A priori, les objectifs visent les
mêmes réflexions. Ce qui devrait différencier la
spécificité d'un atelier à visée philosophique
c'est le choix des questions. Dans le cas d'une DVP le texte n'est
qu'un prétexte, alors qu'en littérature il est important
de revenir sans cesse sur le texte. Si on traite l'allégorie
de la caverne le questionnement philosophique pourrait être de
chercher à comprendre "ce qu'on peut gagner à dire la
Vérité ?" ; le texte d'un livre de jeunesse comme Yakouba
peut engendrer le dilemme d'Antigone .
HypothEse
En tant que praticien et théoricien
de DVP avec des élèves de maternelle (5/6 ans), je ne
suis pas convaincu qu'une discussion paraisse philosophique quand le
souci principal du maître est d'infléchir la réflexion
des élèves sur des oppositions conceptuelles.
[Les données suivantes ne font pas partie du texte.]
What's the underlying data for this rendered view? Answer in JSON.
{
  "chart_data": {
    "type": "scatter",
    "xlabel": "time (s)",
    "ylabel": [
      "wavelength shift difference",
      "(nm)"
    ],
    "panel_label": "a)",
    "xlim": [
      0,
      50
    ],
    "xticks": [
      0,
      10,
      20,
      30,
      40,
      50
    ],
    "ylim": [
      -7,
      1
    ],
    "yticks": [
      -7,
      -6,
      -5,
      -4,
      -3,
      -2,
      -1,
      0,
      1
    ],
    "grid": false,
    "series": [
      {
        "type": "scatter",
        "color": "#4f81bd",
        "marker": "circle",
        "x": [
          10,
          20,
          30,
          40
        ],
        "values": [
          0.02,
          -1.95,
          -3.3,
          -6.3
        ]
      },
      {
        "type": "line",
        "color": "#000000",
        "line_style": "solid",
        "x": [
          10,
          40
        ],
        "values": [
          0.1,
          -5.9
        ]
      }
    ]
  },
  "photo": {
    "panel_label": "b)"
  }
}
Certains
praticiens qui s'inspirent de Matthew Lipman n'arrivent à leur
fin que par le truchement d'artifices pédagogiques et par une
forte guidance du maître. Dans ce cas, les élèves
sont-ils réellement dans une posture où ils réfléchissent
par eux-mêmes ? Ce type de démarche suppose, d'une
part un enseignant rompu aux mouvements de la pensée discursive
et au maniement de la dialectique ; et d'autre part, il présume
des élèves capables de prendre conscience d'un minimum
de fragments de tels processus de pensée.
Je soutiens l'hypothèse inverse.
Chez des élèves du cycle 2, le fait que le maître
délègue une partie de ses prérogatives a pour conséquence
l'émergence ou la productions d'énoncés dont la
portée pourrait présenter une visée éthique.
En résumé, le dispositif
ne confère pas sui generis du "philosophique", par contre
on pourrait démontrer comment le rôle du maître qui
délègue certaines de ses fonctions aux élèves
dans l'organisation du dispositif viserait prioritairement un questionnement
favorisant, chez l'enfant, une réflexion éthique plutôt
qu'une réflexion réclamant un vocabulaire abstrait que
l'enfant aurait du mal à comprendre et à utiliser.
Quelques fondements thEoriques.
Est-t-il judicieux de préférer
un questionnement éthique à un questionnement fortement
conceptualisant ? Kuzmann définit L'ETHIQUE comme la partie de
la philosophie concernant la notion du BIEN fondant l'action des hommes.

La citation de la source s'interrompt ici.